Por que a reciclagem de peças é importante?

Um alto potencial de reutilização

O Brasil é um dos países onde mais se fabricam automóveis, mas, infelizmente, a proporção de reaproveitamento de peças e carcaças relativa ao número de veículos fabricados ainda está muito abaixo do desejável. Para se ter uma ideia, apenas 1,5% dos veículos que saem de circulação são reciclados.

O que muitas pessoas não sabem é que quase todo o veículo inutilizado tem condições de ser reciclado (devido à presença de alguns contaminantes, apenas 5% tem de ser descartado com empresa especializada), desde as peças plásticas a pneus, itens de ferro e até mesmo a carcaça.

Existe uma lei na Europa que determina que, até o final de 2015, as fábricas de automóveis deverão lançar no mercado apenas veículos compostos por 95% do material com possibilidade de reutilização. No Brasil, mesmo que timidamente, já existem alguns projetos que se prestam a incentivar a reciclagem e a sustentabilidade nesse sentido, um exemplo disso é a Lei Federal 12.977 de maio de 2014, que regula e disciplina a atividade de desmontagem de veículos automotores terrestres no país.

A reciclagem pode ainda ser um negócio lucrativo

Por aqui já existem empresas que fazem a coleta e a reciclagem de peças de veículos: são caminhões que passam a recolher de acordo com a demanda dos geradores de resíduos, as chamadas sucatas.

Além de contribuir para a sustentabilidade e para a despoluição do meio ambiente, a reciclagem nesse aspecto pode envolver muitas vantagens inclusive financeiras.
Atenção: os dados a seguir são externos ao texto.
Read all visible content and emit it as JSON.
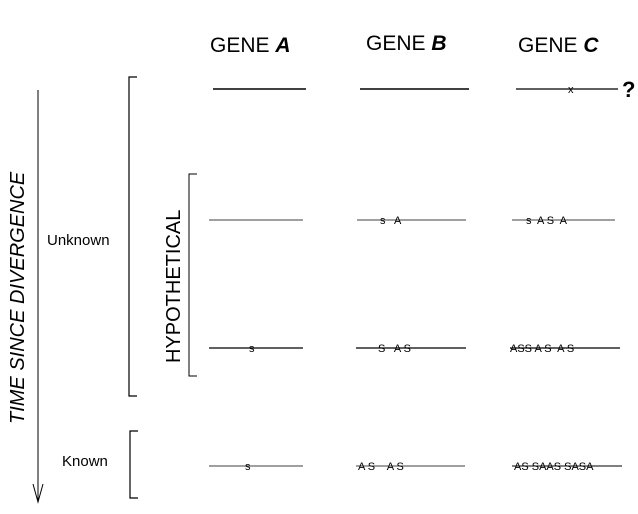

Por exemplo, os valores das peças feitas em plástico reciclado tendem a ser até 40% mais baratas em relação às fabricadas da forma tradicional.

Nos veículos, o material que possui o maior potencial de reciclagem é o aço, e atualmente as empresas chegam a pagar cerca de R$ 300 por uma tonelada do que normalmente serviria apenas para ocupar espaço no ferro-velho!

O caso mais lucrativo é o do alumínio proveniente dos radiadores. O material chega a ser vendido nesse mercado por cerca de R$ 3.000 a tonelada. Isso ocorre em função da multiplicidade de fins que pode ser dado ao metal, que pode ser reutilizado na fabricação de materiais utilizados na construção civil, panelas, outros utensílios domésticos e até mesmo novas peças automotivas.

O destino dos materiais

Após a coleta, os materiais passam por um processo de separação e catalogação para, depois, serem prensados e finalmente encaminhados para as empresas que farão a sua utilização como matéria-prima para novos bens.

Quando uma peça automotiva chega ao fim de sua vida útil, ao invés de simplesmente realizar o descarte da forma incorreta, o ideal, portanto, é que se realize um estudo de forma a compreender se aquela peça é composta de algum material que pode ser reutilizado.

Não é recomendável que as peças sejam dispensadas em locais inapropriados, o que pode contribuir com a poluição do meio ambiente em amplo sentido. A forma ideal é se dirigir a um profissional que possa fazer a coleta desses materiais para que retornem à cadeia sustentável. A Renova Ecopeças, por exemplo, é uma empresa que renova e recicla quase todas as partes de um automóvel utilizando um processo de desmontagem sustentável.

Mesmo que um vantajoso retorno financeiro não seja possível, o mais sensato é pensar em preservar o meio ambiente, o que é uma obrigação de todos nós.

E você, tem realizado atitudes sustentáveis em seu dia a dia? Colaborar para um meio ambiente menos poluído é pensar em um mundo melhor para os nossos filhos e netos.